Last week, Shashi Tharoor launched the ‘Tiranga Bangle’, an initiative by Naveen Jindal’s Flag Foundation of India. The bangle claims to provide ‘natural, environment-friendly and non-chemical-based healing’.
Not surprisingly, the reactions on social media to the bangle – and to Tharoor’s association with the launch of the bangle – were harsh, immediate and critical.
On twitter, Sunanda Vashisht (@sunandavashisht) asked, “Trivortex Tiranga Bangle??? Are you guys serious??? What did Mr. Tharoor do to all his scholarship?”
@greatbong took a swipe at Jindal, but left Tharoor out of it. “So this Jindal Tiranga Bangle will go up against Nazar Suraksha Kavach. Take that Zee. A Dekhe Zara Kisme Kitna Hain Dum,” he tweeted.
Perhaps it was comments such as this one by @NakulShenoy which underlined the questionable nature of the product. “Please tell me this is #FakingNews:http://headlinesindia.mapsofindia.com/science-and-technology/technology/bangle-to-cure-ailments-unveiled-in-delhi-124830.html … @ShashiTharoor and@MPNaveenJindal of all people associate with such farce?!”
Mahesh Murthy commented on Facebook, “Maybe this social media thing DOES work. After a few days of pressure,Shashi Tharoor washes his hands of the fraud miracle cure bracelets he launched. Over to the other perpetrator, Naveen Jindal.”
This is what Tharoor updated on his site.

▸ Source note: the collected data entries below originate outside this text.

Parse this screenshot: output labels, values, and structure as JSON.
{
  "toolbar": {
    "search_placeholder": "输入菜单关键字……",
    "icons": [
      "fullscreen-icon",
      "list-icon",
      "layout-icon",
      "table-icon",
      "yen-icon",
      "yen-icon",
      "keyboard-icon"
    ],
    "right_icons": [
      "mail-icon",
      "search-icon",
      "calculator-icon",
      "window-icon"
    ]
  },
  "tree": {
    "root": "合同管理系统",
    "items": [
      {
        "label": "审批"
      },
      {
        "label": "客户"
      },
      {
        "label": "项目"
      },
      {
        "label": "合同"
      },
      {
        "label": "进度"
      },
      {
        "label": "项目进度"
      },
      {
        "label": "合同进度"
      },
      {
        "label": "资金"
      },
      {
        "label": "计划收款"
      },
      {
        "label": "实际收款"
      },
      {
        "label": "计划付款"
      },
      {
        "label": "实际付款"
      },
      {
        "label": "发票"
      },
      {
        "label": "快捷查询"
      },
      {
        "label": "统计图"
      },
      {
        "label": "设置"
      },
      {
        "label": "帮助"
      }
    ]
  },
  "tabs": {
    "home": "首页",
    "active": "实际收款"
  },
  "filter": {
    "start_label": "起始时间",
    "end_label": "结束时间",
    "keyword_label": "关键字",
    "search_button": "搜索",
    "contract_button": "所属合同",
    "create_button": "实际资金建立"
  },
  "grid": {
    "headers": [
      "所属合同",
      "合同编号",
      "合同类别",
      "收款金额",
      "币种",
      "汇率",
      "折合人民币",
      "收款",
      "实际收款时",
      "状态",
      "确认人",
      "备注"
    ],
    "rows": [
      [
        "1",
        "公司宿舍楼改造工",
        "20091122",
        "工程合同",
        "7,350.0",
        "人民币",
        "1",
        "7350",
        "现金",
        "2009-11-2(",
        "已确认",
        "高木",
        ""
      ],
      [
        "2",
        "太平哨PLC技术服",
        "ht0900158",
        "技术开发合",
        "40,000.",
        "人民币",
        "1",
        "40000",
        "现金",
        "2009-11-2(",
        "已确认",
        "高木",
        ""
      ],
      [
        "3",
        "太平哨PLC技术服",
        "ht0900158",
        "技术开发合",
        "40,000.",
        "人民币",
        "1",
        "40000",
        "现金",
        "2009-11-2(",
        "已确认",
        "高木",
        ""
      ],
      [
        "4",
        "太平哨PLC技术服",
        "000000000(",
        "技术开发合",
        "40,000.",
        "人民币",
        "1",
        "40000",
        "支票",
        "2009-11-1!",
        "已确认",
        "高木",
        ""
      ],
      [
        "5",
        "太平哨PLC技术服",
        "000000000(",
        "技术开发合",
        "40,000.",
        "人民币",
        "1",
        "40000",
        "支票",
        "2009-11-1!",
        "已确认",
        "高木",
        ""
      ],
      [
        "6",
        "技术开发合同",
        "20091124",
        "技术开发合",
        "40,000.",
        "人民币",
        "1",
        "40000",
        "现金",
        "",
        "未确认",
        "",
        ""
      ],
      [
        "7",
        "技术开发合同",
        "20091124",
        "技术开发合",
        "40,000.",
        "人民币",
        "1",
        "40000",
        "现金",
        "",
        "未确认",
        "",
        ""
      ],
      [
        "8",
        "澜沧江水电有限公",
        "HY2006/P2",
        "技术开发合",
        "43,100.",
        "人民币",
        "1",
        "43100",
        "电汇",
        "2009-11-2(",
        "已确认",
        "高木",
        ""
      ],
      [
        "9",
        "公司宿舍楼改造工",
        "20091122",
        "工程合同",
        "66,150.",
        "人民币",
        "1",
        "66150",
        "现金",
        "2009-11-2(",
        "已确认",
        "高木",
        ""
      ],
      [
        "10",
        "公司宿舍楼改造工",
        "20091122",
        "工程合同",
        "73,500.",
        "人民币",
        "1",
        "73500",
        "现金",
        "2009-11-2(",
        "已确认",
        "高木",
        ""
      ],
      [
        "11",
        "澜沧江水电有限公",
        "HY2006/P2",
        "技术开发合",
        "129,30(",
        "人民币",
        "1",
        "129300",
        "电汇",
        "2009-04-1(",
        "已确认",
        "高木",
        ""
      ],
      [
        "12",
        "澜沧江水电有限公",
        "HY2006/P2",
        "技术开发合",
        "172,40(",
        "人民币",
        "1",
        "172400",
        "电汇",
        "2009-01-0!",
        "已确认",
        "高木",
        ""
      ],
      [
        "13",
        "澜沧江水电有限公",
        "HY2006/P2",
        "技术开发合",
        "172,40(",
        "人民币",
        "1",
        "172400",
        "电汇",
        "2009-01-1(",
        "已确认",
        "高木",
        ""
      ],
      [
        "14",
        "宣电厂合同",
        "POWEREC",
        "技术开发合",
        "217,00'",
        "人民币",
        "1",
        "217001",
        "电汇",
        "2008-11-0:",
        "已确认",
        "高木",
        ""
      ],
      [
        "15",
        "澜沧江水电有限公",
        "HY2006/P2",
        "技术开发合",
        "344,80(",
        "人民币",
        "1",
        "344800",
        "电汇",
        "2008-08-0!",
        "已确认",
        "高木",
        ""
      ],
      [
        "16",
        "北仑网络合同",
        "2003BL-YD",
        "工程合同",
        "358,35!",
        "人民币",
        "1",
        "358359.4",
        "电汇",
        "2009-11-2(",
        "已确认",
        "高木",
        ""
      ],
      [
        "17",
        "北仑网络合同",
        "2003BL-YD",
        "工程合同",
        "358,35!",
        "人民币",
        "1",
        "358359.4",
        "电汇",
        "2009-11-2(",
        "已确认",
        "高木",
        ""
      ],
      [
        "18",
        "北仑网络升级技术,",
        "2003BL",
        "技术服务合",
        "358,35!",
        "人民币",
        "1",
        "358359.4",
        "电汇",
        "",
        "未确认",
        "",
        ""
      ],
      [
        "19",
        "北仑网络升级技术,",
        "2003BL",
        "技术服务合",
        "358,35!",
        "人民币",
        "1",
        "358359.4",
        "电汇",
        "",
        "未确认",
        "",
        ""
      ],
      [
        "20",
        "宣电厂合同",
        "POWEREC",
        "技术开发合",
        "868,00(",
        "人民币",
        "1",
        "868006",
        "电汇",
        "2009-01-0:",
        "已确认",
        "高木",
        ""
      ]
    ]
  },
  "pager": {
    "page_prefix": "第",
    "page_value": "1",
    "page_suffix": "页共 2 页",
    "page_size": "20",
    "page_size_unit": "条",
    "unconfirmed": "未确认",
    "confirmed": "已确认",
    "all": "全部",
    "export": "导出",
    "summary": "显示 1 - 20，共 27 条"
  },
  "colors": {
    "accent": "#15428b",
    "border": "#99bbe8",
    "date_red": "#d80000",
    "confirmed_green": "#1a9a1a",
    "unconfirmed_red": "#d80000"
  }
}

“I am writing in response to your query regarding the Tri-Vortex technology and the Tiranga copper bangle.
I had accepted a request from my friend and fellow Member of Parliament, Naveen Jindal, as founder and head of the Flag Foundation of India, to launch a new “Tiranga bangle”. In accepting, I was merely obliging a friend, as indeed is a common practice.
I have the highest respect for Mr Jindal and his excellent work promoting our national flag. Nonetheless, let me clarify that my launching the product does not in any way amount to an endorsement of any of the claims associated with it. I do believe that a scientific temper requires that any claims of health benefits be tested empirically before being accepted or dismissed.”
“Does not in any way amount to an endorsement of any of the claims associated with it,” does he say?
What about this quote, then, Mr Tharoor?
“I wear the national flag everyday, thanks to the court case Naveen fought. This bangle initiative by him is good for health and also advertises his loyalty for the tricolour” and congratulated the foundation for coming up with such a “therapeutic idea”.
No, Mr Tharoor, it’s not so simple. By saying the bangle is “good for health” and congratulating the foundation for the “therapeutic idea” you have, without a doubt, endorsed the claims – and your clarification is a cop out.